Both these examples indicate that Chanakya, despite not getting the vote shares right, got the final seat distributions better than the other two agencies. Considering that it got their seatshare predictions right to a large degree in each state (there were a couple of exceptions), it is more likely that it used some kind of Bayesian statistics rather than pulling a number out of thin air.

The verdict

So, which was the best exit polling agency? It depends on whether we are looking at vote shares or seats. In order to objectively measure the quality of each polling agency, we use a metric called total absolute deviation (TAD), which is adapted from the popular statistical concept called mean absolute deviation. To calculate this, for each state we calculate the absolute value of the difference between the forecast and actual values for each party. Then we add up these absolute differences to come up with the total absolute deviation for each polling agency for each state.

Graphic by Ahmed Raza Khan/Mint

For example, let us look at Uttar Pradesh. Table 1 shows how the TAD for vote-share in Uttar Pradesh is calculated, and Table 2 shows how the TAD for seats for Uttar Pradesh is calculated.

The lower the TAD, the lower is the forecast error. Thus, for Uttar Pradesh, we find that in terms of voteshare, Hansa is the best polling agency, but in terms of seatshare prediction, Chanakya significantly outperforms the other two.

How do these three polling agencies fare across states? Table 3 shows the TAD for seats in the bigger states, while Table 4 shows TAD for vote-share. As a further summary, we have simply added up the TAD for each state for each pollster to give an overall score. From tables 3 and 4, the verdict as to who the best polling agency in India is clear.

When it comes to estimating vote-share, no one does it better than Hansa. In all states but Jharkhand, its estimates of the voteshares are no worse than the estimates of either of the other two. Interestingly, by this metric, Chanakya is in the last place.

Before we declare Hansa the winner, however, we should also look at the costs, and hence the sample sizes of the polls. While Today’s Chanakya interviewed a total of 38,984 respondents, CSDS-Lokniti interviewed a total of only 22,295 respondents for its post-poll.

Hansa separately conducted an exit poll and a post poll (opinion poll conducted after the elections are over at people’s homes), and the sample size for these two polls put together was a mammoth 1,55,452.

While in terms of overall vote-share prediction, Hansa put up the best performance, it should be noted that it came at a much higher cost compared with competitors.

If we look at number of seats, however, which is what ultimately matters in an Indian election, the hands down winner is Chanakya. By our metric, it has a total score of 94 (the lower the better). Interestingly, this is primarily due to three states that they got horribly wrong—West Bengal, Odisha and Tamil Nadu. Luckily for Chanakya, the NDA is weak in all these states, and thus its errors in these states did not affect its overall prediction for the number of seats the NDA would get.

That it has got these states wrong also suggests one thing. In order to do Bayesian forecasting, domain knowledge is necessary.
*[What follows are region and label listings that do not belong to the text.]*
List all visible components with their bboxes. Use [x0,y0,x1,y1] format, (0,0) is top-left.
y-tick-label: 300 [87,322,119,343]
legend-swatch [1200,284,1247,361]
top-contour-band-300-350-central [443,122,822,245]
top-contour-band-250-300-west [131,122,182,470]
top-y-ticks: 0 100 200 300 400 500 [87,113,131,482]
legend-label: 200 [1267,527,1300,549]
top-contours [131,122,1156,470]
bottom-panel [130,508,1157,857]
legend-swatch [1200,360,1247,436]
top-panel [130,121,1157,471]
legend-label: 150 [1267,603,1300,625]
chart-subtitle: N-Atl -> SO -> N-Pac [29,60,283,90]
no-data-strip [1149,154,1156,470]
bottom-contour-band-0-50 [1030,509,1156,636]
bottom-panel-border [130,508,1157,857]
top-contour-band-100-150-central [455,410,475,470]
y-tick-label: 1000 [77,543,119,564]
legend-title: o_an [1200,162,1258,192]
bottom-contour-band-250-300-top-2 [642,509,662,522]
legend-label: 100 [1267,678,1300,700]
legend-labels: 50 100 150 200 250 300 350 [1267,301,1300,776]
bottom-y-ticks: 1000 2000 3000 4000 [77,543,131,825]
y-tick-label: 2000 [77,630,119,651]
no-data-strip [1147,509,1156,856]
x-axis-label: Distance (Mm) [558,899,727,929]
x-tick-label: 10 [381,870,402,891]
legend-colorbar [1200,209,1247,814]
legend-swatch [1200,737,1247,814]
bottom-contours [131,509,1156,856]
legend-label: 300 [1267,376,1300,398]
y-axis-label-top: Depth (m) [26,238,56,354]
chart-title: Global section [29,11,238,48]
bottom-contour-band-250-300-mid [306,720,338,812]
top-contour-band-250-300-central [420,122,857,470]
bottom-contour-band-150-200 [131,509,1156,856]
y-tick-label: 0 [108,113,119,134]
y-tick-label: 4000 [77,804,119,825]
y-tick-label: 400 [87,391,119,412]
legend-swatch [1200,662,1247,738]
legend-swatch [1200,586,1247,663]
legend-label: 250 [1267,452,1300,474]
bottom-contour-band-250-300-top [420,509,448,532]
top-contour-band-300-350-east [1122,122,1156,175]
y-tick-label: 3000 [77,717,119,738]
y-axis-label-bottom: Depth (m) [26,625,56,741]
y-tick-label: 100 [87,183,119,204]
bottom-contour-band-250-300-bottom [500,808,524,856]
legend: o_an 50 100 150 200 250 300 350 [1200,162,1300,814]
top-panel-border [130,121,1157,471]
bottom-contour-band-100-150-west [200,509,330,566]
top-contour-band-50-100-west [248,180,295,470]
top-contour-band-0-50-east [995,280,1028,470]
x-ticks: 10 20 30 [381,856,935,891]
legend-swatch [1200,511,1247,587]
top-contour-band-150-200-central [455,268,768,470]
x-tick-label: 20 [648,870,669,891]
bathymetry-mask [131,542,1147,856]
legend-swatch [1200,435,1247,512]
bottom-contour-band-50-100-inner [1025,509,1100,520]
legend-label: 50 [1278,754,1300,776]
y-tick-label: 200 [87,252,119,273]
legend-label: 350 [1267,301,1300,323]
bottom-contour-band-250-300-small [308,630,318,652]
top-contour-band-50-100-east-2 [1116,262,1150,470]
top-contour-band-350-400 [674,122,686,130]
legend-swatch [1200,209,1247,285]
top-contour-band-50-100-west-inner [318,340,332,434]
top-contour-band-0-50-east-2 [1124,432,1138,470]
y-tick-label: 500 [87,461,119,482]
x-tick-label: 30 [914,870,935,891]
Could Chanakya have got these states wrong because of lack of domain knowledge? Chanakya is based in Delhi and has done spectacularly well in northern states.

Again, the fact that it has got wrong states where it lacks domain knowledge perversely suggests it is likely to have used a Bayesian forecasting system.

In the post-election chatter on social media, someone declared that Chanakya is India’s Nate Silver, and this thought got a fair bit of traction. The advantage Chanakya had, however, was that it was commissioning its own survey, a luxury Silver didn’t have when he was predicting the US presidential elections in 2008 and 2012.

Based on available data, Election Metrics still sticks to its prediction that there is no Nate Silver in India.

Postscript: Sharon Bertsch McGrayne has written a masterful history of the Bayes’ Theorem titled The theory that would not die.